DetailNews.id, Tarakan – Kepolisian Daerah Kalimantan Utara (Polda Kaltara) bersama Universitas Borneo Tarakan (UBT) memperkuat sinergi melalui kegiatan Focus Group Discussion (FGD) yang digelar Pusat Studi Kepolisian Fakultas Hukum UBT, Selasa (23/6/2026), di Auditorium Gedung Rektorat Lantai 4 UBT.
FGD mengusung tema “Penguatan Pusat Studi Kepolisian Berbasis Riset Kolaboratif dalam Mendukung Transformasi Kultur Polri, Deteksi Dini Kerawanan Kriminalitas, Konflik Sosial-Ekonomi, dan Tantangan Investasi Berkelanjutan di Kawasan Perbatasan Kalimantan Utara.”
Kegiatan tersebut dihadiri Wakapolda Kalimantan Utara, Kapolres Tarakan, para pejabat utama Polda Kaltara, unsur pemerintah daerah, instansi vertikal, akademisi, tokoh masyarakat, organisasi profesi, serta perwakilan mahasiswa dari berbagai perguruan tinggi di Kalimantan Utara.
Dalam forum tersebut, para narasumber menekankan pentingnya kolaborasi antara Polri dan kalangan akademisi dalam menghadapi berbagai dinamika keamanan di wilayah perbatasan. Pendekatan berbasis riset dan kajian ilmiah dinilai menjadi instrumen penting dalam mendukung pengambilan kebijakan yang tepat, terukur, dan berkelanjutan.
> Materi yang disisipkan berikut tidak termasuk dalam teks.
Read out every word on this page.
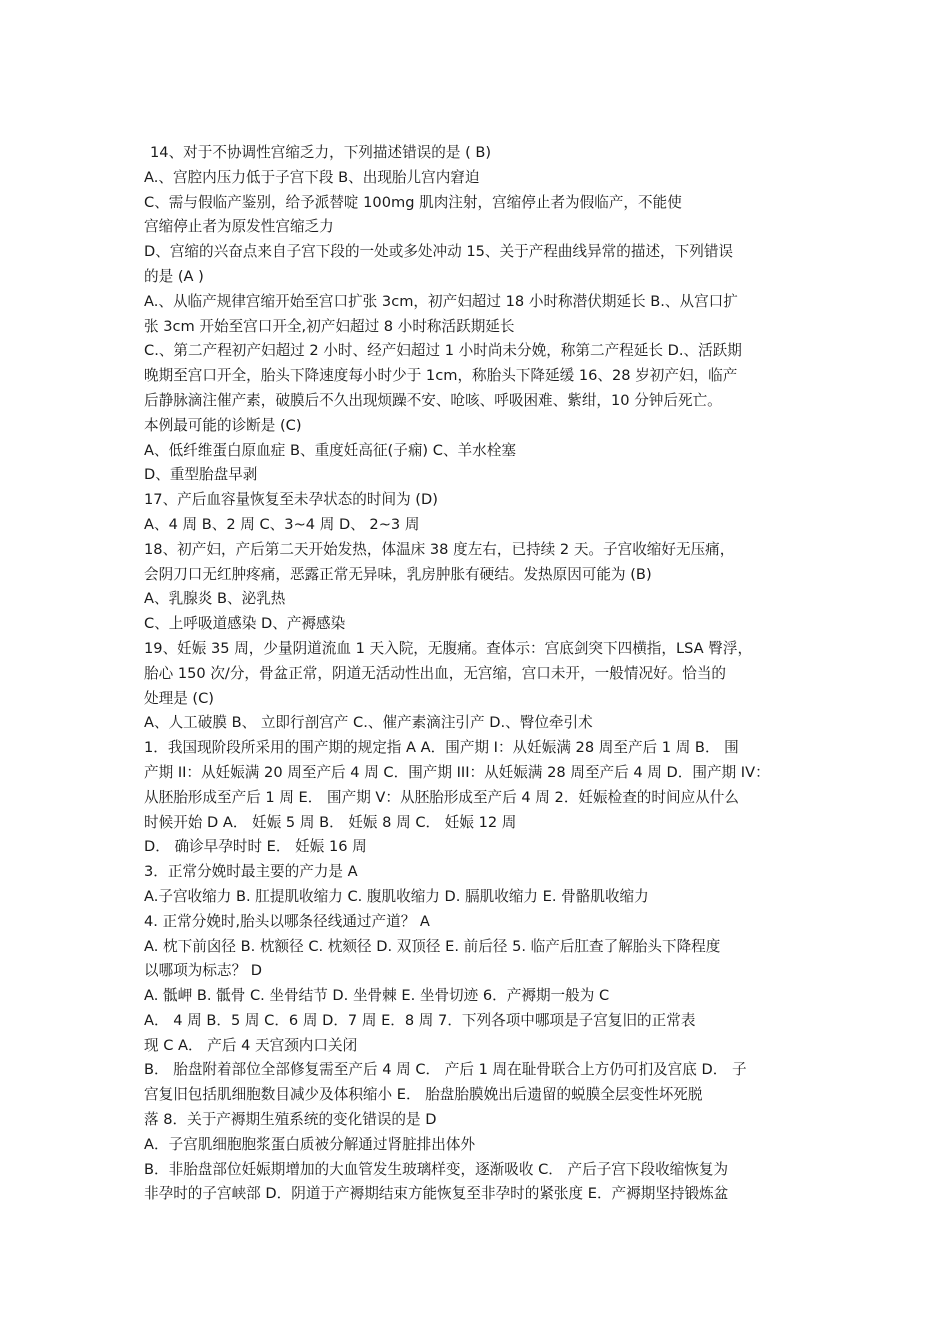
14、对于不协调性宫缩乏力，下列描述错误的是 ( B)
A.、宫腔内压力低于子宫下段 B、出现胎儿宫内窘迫
C、需与假临产鉴别，给予派替啶 100mg 肌肉注射，宫缩停止者为假临产，不能使
宫缩停止者为原发性宫缩乏力
D、宫缩的兴奋点来自子宫下段的一处或多处冲动 15、关于产程曲线异常的描述，下列错误
的是 (A )
A.、从临产规律宫缩开始至宫口扩张 3cm，初产妇超过 18 小时称潜伏期延长 B.、从宫口扩
张 3cm 开始至宫口开全,初产妇超过 8 小时称活跃期延长
C.、第二产程初产妇超过 2 小时、经产妇超过 1 小时尚未分娩，称第二产程延长 D.、活跃期
晚期至宫口开全，胎头下降速度每小时少于 1cm，称胎头下降延缓 16、28 岁初产妇，临产
后静脉滴注催产素，破膜后不久出现烦躁不安、呛咳、呼吸困难、紫绀，10 分钟后死亡。
本例最可能的诊断是 (C)
A、低纤维蛋白原血症 B、重度妊高征(子痫) C、羊水栓塞
D、重型胎盘早剥
17、产后血容量恢复至未孕状态的时间为 (D)
A、4 周 B、2 周 C、3~4 周 D、 2~3 周
18、初产妇，产后第二天开始发热，体温床 38 度左右，已持续 2 天。子宫收缩好无压痛，
会阴刀口无红肿疼痛，恶露正常无异味，乳房肿胀有硬结。发热原因可能为 (B)
A、乳腺炎 B、泌乳热
C、上呼吸道感染 D、产褥感染
19、妊娠 35 周，少量阴道流血 1 天入院，无腹痛。查体示：宫底剑突下四横指，LSA 臀浮，
胎心 150 次/分，骨盆正常，阴道无活动性出血，无宫缩，宫口未开，一般情况好。恰当的
处理是 (C)
A、人工破膜 B、 立即行剖宫产 C.、催产素滴注引产 D.、臀位牵引术
1．我国现阶段所采用的围产期的规定指 A A．围产期 I：从妊娠满 28 周至产后 1 周 B． 围
产期 II：从妊娠满 20 周至产后 4 周 C．围产期 III：从妊娠满 28 周至产后 4 周 D．围产期 IV：
从胚胎形成至产后 1 周 E． 围产期 V：从胚胎形成至产后 4 周 2．妊娠检查的时间应从什么
时候开始 D A． 妊娠 5 周 B． 妊娠 8 周 C． 妊娠 12 周
D． 确诊早孕时时 E． 妊娠 16 周
3．正常分娩时最主要的产力是 A
A.子宫收缩力 B. 肛提肌收缩力 C. 腹肌收缩力 D. 膈肌收缩力 E. 骨骼肌收缩力
4. 正常分娩时,胎头以哪条径线通过产道？ A
A. 枕下前囟径 B. 枕额径 C. 枕颏径 D. 双顶径 E. 前后径 5. 临产后肛查了解胎头下降程度
以哪项为标志？ D
A. 骶岬 B. 骶骨 C. 坐骨结节 D. 坐骨棘 E. 坐骨切迹 6．产褥期一般为 C
A． 4 周 B．5 周 C．6 周 D．7 周 E．8 周 7．下列各项中哪项是子宫复旧的正常表
现 C A． 产后 4 天宫颈内口关闭
B． 胎盘附着部位全部修复需至产后 4 周 C． 产后 1 周在耻骨联合上方仍可扪及宫底 D． 子
宫复旧包括肌细胞数目减少及体积缩小 E． 胎盘胎膜娩出后遗留的蜕膜全层变性坏死脱
落 8．关于产褥期生殖系统的变化错误的是 D
A．子宫肌细胞胞浆蛋白质被分解通过肾脏排出体外
B．非胎盘部位妊娠期增加的大血管发生玻璃样变，逐渐吸收 C． 产后子宫下段收缩恢复为
非孕时的子宫峡部 D．阴道于产褥期结束方能恢复至非孕时的紧张度 E．产褥期坚持锻炼盆
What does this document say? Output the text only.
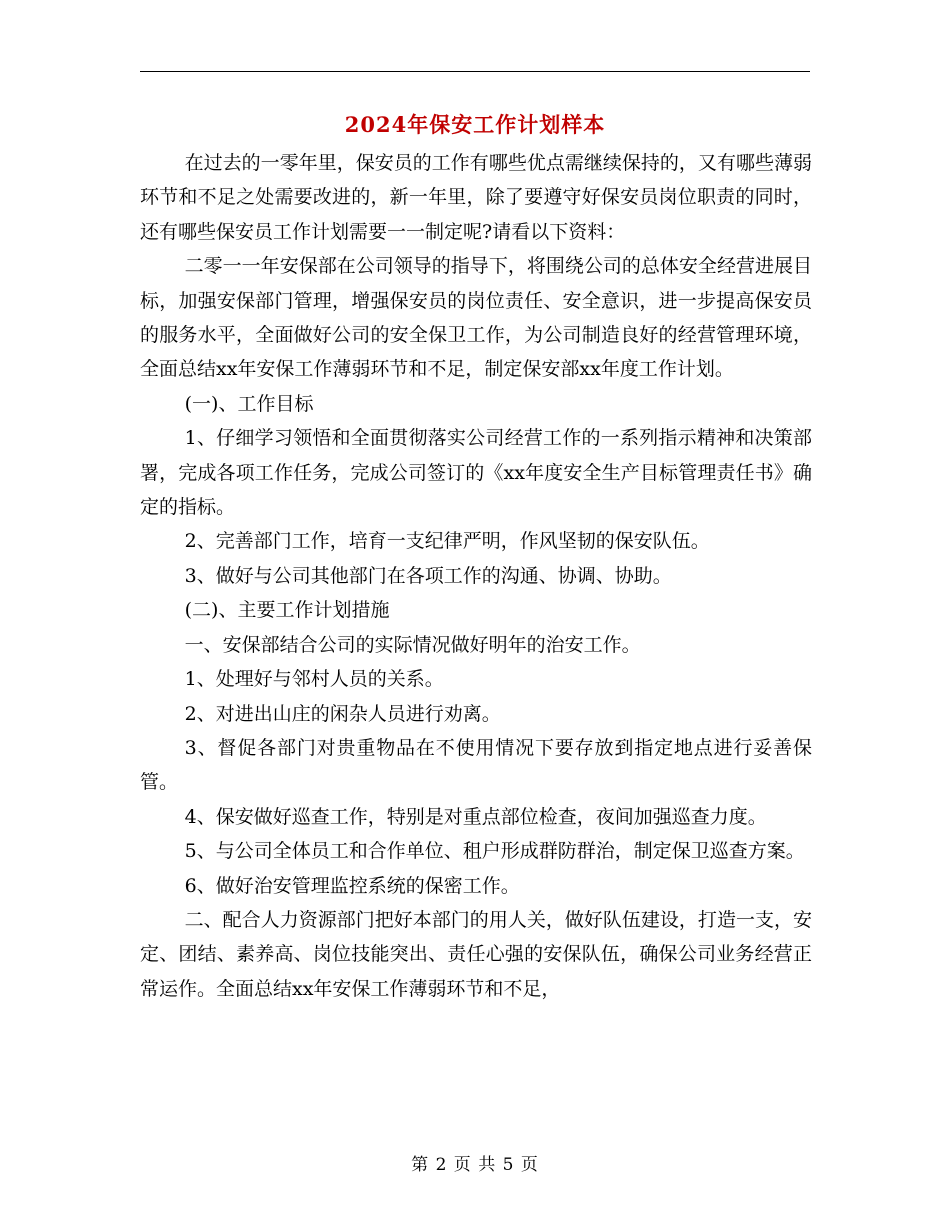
2024年保安工作计划样本

在过去的一零年里，保安员的工作有哪些优点需继续保持的，又有哪些薄弱环节和不足之处需要改进的，新一年里，除了要遵守好保安员岗位职责的同时，还有哪些保安员工作计划需要一一制定呢?请看以下资料：

二零一一年安保部在公司领导的指导下，将围绕公司的总体安全经营进展目标，加强安保部门管理，增强保安员的岗位责任、安全意识，进一步提高保安员的服务水平，全面做好公司的安全保卫工作，为公司制造良好的经营管理环境，全面总结xx年安保工作薄弱环节和不足，制定保安部xx年度工作计划。

(一)、工作目标

1、仔细学习领悟和全面贯彻落实公司经营工作的一系列指示精神和决策部署，完成各项工作任务，完成公司签订的《xx年度安全生产目标管理责任书》确定的指标。

2、完善部门工作，培育一支纪律严明，作风坚韧的保安队伍。

3、做好与公司其他部门在各项工作的沟通、协调、协助。

(二)、主要工作计划措施

一、安保部结合公司的实际情况做好明年的治安工作。

1、处理好与邻村人员的关系。

2、对进出山庄的闲杂人员进行劝离。

3、督促各部门对贵重物品在不使用情况下要存放到指定地点进行妥善保管。

4、保安做好巡查工作，特别是对重点部位检查，夜间加强巡查力度。

5、与公司全体员工和合作单位、租户形成群防群治，制定保卫巡查方案。

6、做好治安管理监控系统的保密工作。

二、配合人力资源部门把好本部门的用人关，做好队伍建设，打造一支，安定、团结、素养高、岗位技能突出、责任心强的安保队伍，确保公司业务经营正常运作。全面总结xx年安保工作薄弱环节和不足，

第 2 页 共 5 页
Berbagai isu strategis turut dibahas, mulai dari penguatan transformasi kultur Polri, deteksi dini potensi gangguan kamtibmas, pencegahan konflik sosial-ekonomi, hingga upaya menciptakan iklim investasi yang aman dan kondusif di kawasan perbatasan.
Sejumlah narasumber hadir dalam kegiatan tersebut, di antaranya Karo SDM Polda Kalimantan Utara, Rektor Universitas Borneo Tarakan, Kabinda Kalimantan Utara, Kepala Badan Pengelola Perbatasan Daerah Provinsi Kalimantan Utara, Ketua APINDO Kalimantan Utara, serta Kabid Koordinasi Perencanaan dan Fasilitasi Kerja Sama Kalimantan Utara.
Kapolres Tarakan mengatakan sinergi antara Polri, akademisi, pemerintah daerah, dan masyarakat sangat diperlukan untuk menghadapi tantangan keamanan yang semakin kompleks. Menurutnya, hasil kajian dan rekomendasi dari forum akademik tersebut diharapkan dapat menjadi masukan strategis bagi Polri dalam merumuskan langkah preventif dan responsif guna menjaga stabilitas keamanan di Kalimantan Utara.
Melalui kegiatan ini, Polda Kaltara menunjukkan komitmennya untuk terus membuka ruang kolaborasi dengan berbagai pihak dalam mendukung transformasi Polri yang modern, profesional, dan berorientasi pada pelayanan masyarakat.
Selain itu, forum tersebut diharapkan mampu menghasilkan rekomendasi konstruktif guna mendukung terciptanya situasi kamtibmas yang aman dan kondusif, sekaligus menunjang pembangunan dan investasi berkelanjutan di wilayah perbatasan Kalimantan Utara.